Il lâcha un profond soupir et se laissa tomber contre le dossier du sofa.
— Je vais tout foirer tellement j'ai peur.
Elle posa une main compatissante sur son épaule.
— Je sais que vous allez réussir. Si je peux faire quoi que ce soit pour vous aider, je le ferais. Est-ce que quelque chose pourrait vous détendre ?
Hyunjin la fixa un instant et elle resta elle aussi figée. Son regard n'était pas comme d'habitude, elle ne pouvait le nier. Aujourd'hui, Hyunjin était empli de doutes et de nervosité. Le jeune homme si sûr de lui semblait s'être tu pour laisser place à un autre bien moins confiant, qui avait besoin d'une bonne dose de soutien. Il avait besoin d'être rassuré, d'être aidé. Et Juyeon se devait d'être la personne qui allait jouer ce rôle.
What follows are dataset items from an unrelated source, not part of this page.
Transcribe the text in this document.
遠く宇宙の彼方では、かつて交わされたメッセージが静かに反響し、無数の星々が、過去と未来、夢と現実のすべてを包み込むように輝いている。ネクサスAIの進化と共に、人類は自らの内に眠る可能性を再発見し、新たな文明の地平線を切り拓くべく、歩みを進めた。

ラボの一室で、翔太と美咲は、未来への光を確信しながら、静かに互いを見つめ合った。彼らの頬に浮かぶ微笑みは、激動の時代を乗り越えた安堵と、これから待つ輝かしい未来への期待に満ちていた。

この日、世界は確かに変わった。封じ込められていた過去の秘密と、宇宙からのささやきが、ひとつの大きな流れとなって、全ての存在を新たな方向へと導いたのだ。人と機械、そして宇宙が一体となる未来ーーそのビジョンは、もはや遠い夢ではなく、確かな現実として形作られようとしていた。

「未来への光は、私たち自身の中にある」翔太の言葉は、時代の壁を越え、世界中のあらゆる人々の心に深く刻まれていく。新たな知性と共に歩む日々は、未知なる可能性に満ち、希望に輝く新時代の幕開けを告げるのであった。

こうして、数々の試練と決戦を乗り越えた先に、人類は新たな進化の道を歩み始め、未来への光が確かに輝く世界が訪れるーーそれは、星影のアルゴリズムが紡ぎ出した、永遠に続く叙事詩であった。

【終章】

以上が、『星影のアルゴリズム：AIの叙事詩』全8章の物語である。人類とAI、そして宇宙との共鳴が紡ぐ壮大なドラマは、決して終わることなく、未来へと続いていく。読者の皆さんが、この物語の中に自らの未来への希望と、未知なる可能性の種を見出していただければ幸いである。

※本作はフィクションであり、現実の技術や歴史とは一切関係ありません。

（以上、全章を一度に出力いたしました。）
Elle raffermit l'emprise sur son épaule pour lui montrer qu'elle ne l'abandonnerait pas, qu'elle était prête à le soutenir.
— En fait, avant des événements importants, Changbin m'emmenait faire des massages.
Elle papillonna des cils, elle aurait dû y penser bien avant. Les mannequins dont elle s'était déjà occupée avaient tous leur rituel, leurs habitudes, et elle n'avait même pas demandé à Hyunjin s'il faisait quelque chose de similaire.
— Je suis désolée, j'aurais dû vous le proposer avant.
— J'aurais dû vous le dire avant, vous ne pouviez pas savoir.
Il esquissa un mince sourire, mais ce n'était pas assez pour que Juyeon fasse taire la petite part de culpabilité qui commençait à la titiller.
— Je peux peut-être… vous en faire un ?
Cette fois, Hyunjin eut un mouvement de recul et Juyeon ôta la main de son épaule d'un geste brusque. Elle secoua la tête, regrettant instantanément sa proposition.
— Excusez-moi, c'était franchement déplacé. La prochaine fois, je saurai de quoi vous avez besoin et…
— Je veux bien, l'interrompit-il.
La jeune femme resta sans voix, la bouche entrouverte. Aucun son ne parvenait à passer la barrière de ses lèvres tant elle peinait à assimiler ce qui était en train de se produire. Elle était comme spectatrice, impuissante et totalement désemparée. Hyunjin la regardait avec insistance, son angoisse semblait s'être miraculeusement dissipée et son aplomb de retour.
— Vous en êtes bien sûr ? demanda Juyeon d'une petite voix tremblante.
— C'est ce dont j'ai besoin, là maintenant.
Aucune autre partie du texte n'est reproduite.